Mas a esquizofrenia de Hancock não pára por aí: embora Berg e o diretor de fotografia Tobias A. Schliessler também busquem conferir uma atmosfera realista ao projeto ao empregarem a câmera na mão e um grão mais grosso que traz uma crueza óbvia à narrativa, o diretor inexplicavelmente insiste também em incluir uma gag que, através de efeitos visuais, mostra dois homens presos um ao outro de forma absurda. Aliás, a piada poderia até funcionar se víssemos apenas as reações das pessoas à volta da dupla, já que a falta de lógica do incidente ficaria apenas implícita, mas, ao revelar os dois homens de maneira escancarada, Berg sacrifica o realismo que buscara até então em prol de gargalhadas descartáveis. (Vale dizer que o estilo “câmera-na-mão” também foi empregado de maneira inconsistente pelo cineasta em seu O Reino, como comentei na crítica àquele filme.)
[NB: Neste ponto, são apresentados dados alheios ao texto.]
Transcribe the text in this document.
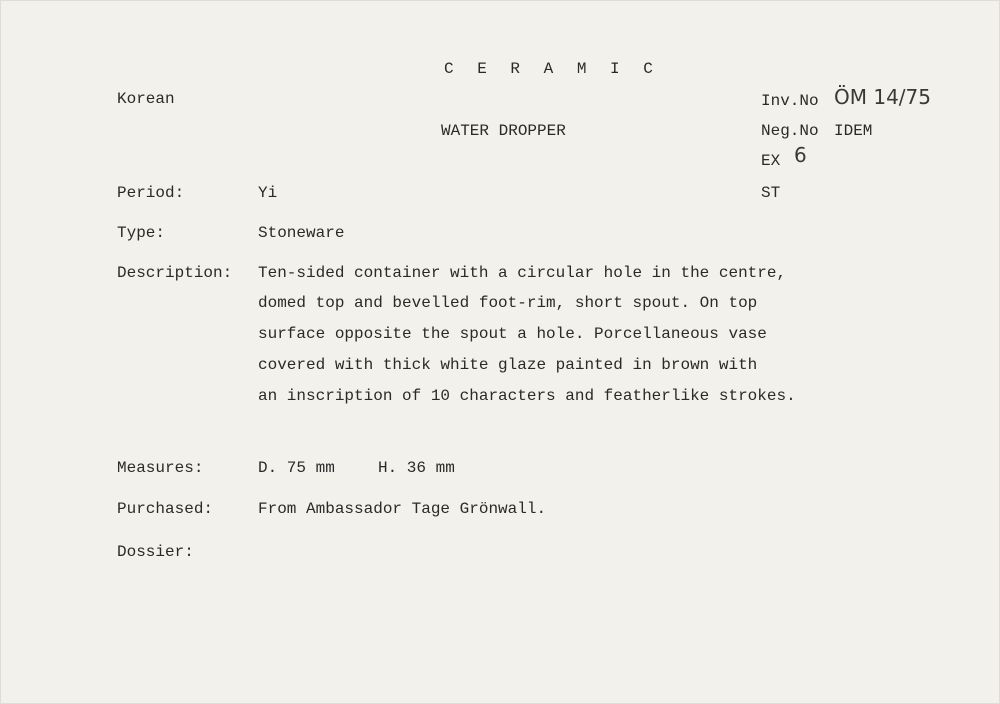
C E R A M I C
Korean	Inv.No ÖM 14/75
WATER DROPPER	Neg.No IDEM
EX 6
ST
Period:	Yi
Type:	Stoneware
Description: Ten-sided container with a circular hole in the centre,
domed top and bevelled foot-rim, short spout. On top
surface opposite the spout a hole. Porcellaneous vase
covered with thick white glaze painted in brown with
an inscription of 10 characters and featherlike strokes.
Measures:	D. 75 mm	H. 36 mm
Purchased:	From Ambassador Tage Grönwall.
Dossier:
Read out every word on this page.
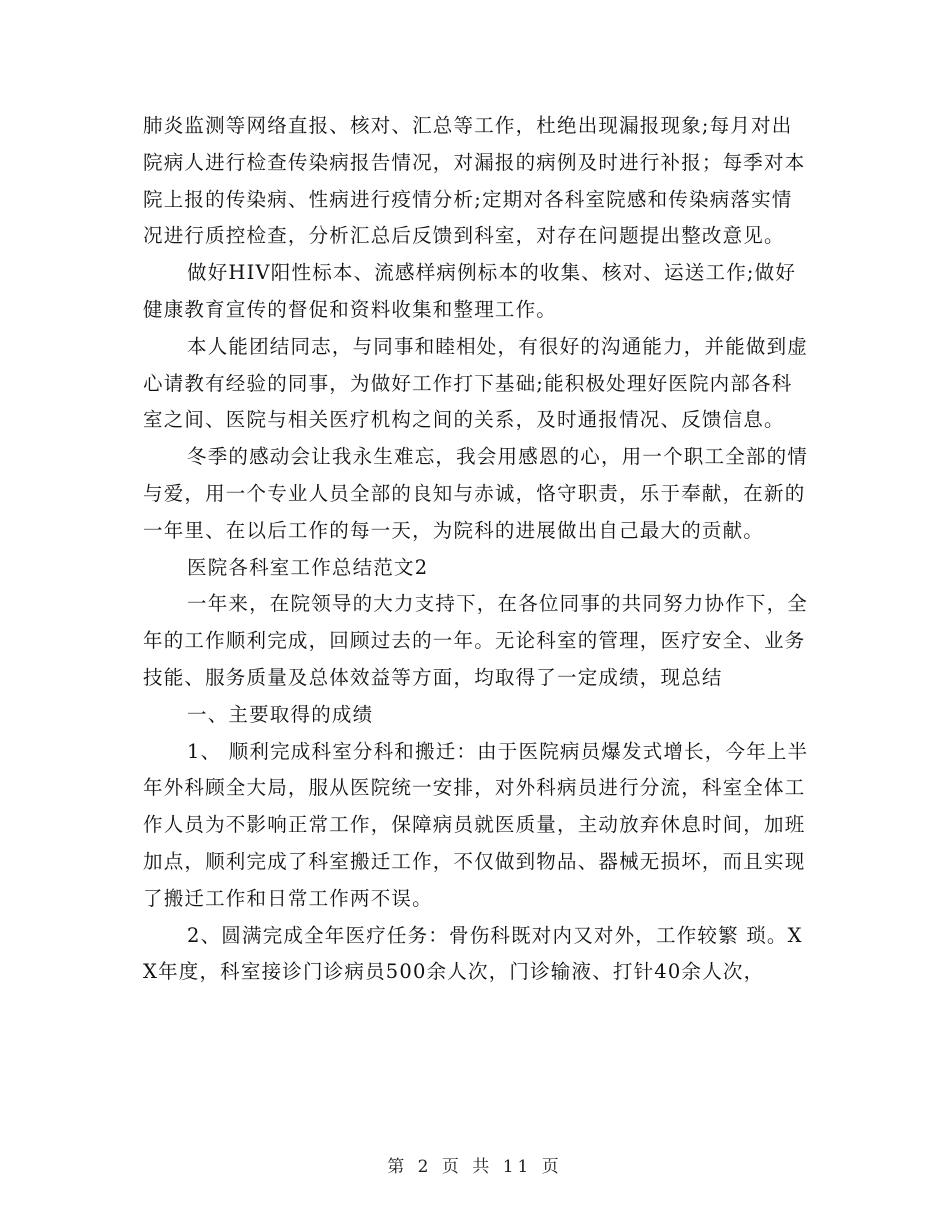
肺炎监测等网络直报、核对、汇总等工作，杜绝出现漏报现象;每月对出院病人进行检查传染病报告情况，对漏报的病例及时进行补报；每季对本院上报的传染病、性病进行疫情分析;定期对各科室院感和传染病落实情况进行质控检查，分析汇总后反馈到科室，对存在问题提出整改意见。

做好HIV阳性标本、流感样病例标本的收集、核对、运送工作;做好健康教育宣传的督促和资料收集和整理工作。

本人能团结同志，与同事和睦相处，有很好的沟通能力，并能做到虚心请教有经验的同事，为做好工作打下基础;能积极处理好医院内部各科室之间、医院与相关医疗机构之间的关系，及时通报情况、反馈信息。

冬季的感动会让我永生难忘，我会用感恩的心，用一个职工全部的情与爱，用一个专业人员全部的良知与赤诚，恪守职责，乐于奉献，在新的一年里、在以后工作的每一天，为院科的进展做出自己最大的贡献。

医院各科室工作总结范文2

一年来，在院领导的大力支持下，在各位同事的共同努力协作下，全年的工作顺利完成，回顾过去的一年。无论科室的管理，医疗安全、业务技能、服务质量及总体效益等方面，均取得了一定成绩，现总结

一、主要取得的成绩

1、 顺利完成科室分科和搬迁：由于医院病员爆发式增长，今年上半年外科顾全大局，服从医院统一安排，对外科病员进行分流，科室全体工作人员为不影响正常工作，保障病员就医质量，主动放弃休息时间，加班加点，顺利完成了科室搬迁工作，不仅做到物品、器械无损坏，而且实现了搬迁工作和日常工作两不误。

2、圆满完成全年医疗任务：骨伤科既对内又对外，工作较繁 琐。XX年度，科室接诊门诊病员500余人次，门诊输液、打针40余人次，

第 2 页 共 11 页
E chegamos, enfim, a um dos pontos mais delicados de Hancock: a relação entre o personagem-título e Mary, vivida por Theron (e não leia o restante deste parágrafo caso ainda não tenha visto o filme): se, por um lado, as origens absurdas do herói podem ser “perdoadas” em função de sua própria natureza fantasiosa (ser um “anjo” não é mais estranho do que ter sido picado por uma aranha geneticamente modificada ou atingido por raios gama), mais difícil de aceitar é a dinâmica que se estabelece entre os dois “super-heróis” do projeto. Para começar, Berg falha mais uma vez ao mostrar Mary erguendo um caminhão enquanto os figurantes à sua volta não manifestam a menor surpresa diante da presença de uma nova criatura superpoderosa, o que denota sua falta de atenção aos detalhes. Ainda assim, este equívoco não chega aos pés da misoginia demonstrada pela postura submissa de Mary, que, apesar de inicialmente se orgulhar de ser mais forte do que Hancock, rapidamente se revela uma criatura vulnerável que precisa da proteção do “macho superior”, já que descobrimos que ele sempre se feria ao tentar protegê-la (e Mary chega a dizer que “eles” sempre tentavam atingir Hancock através dela, como se fosse uma mocinha frágil e incapaz de se defender).
Ainda assim, Hancock surge como uma variação interessante sobre um gênero que vem surgindo com freqüência cada vez maior nas telas – e ver um super-herói massacrado pelo peso de sua responsabilidade é um conceito que, por si só, já merece aplausos.
Observação: Há uma cena adicional (e descartável) durante os créditos finais.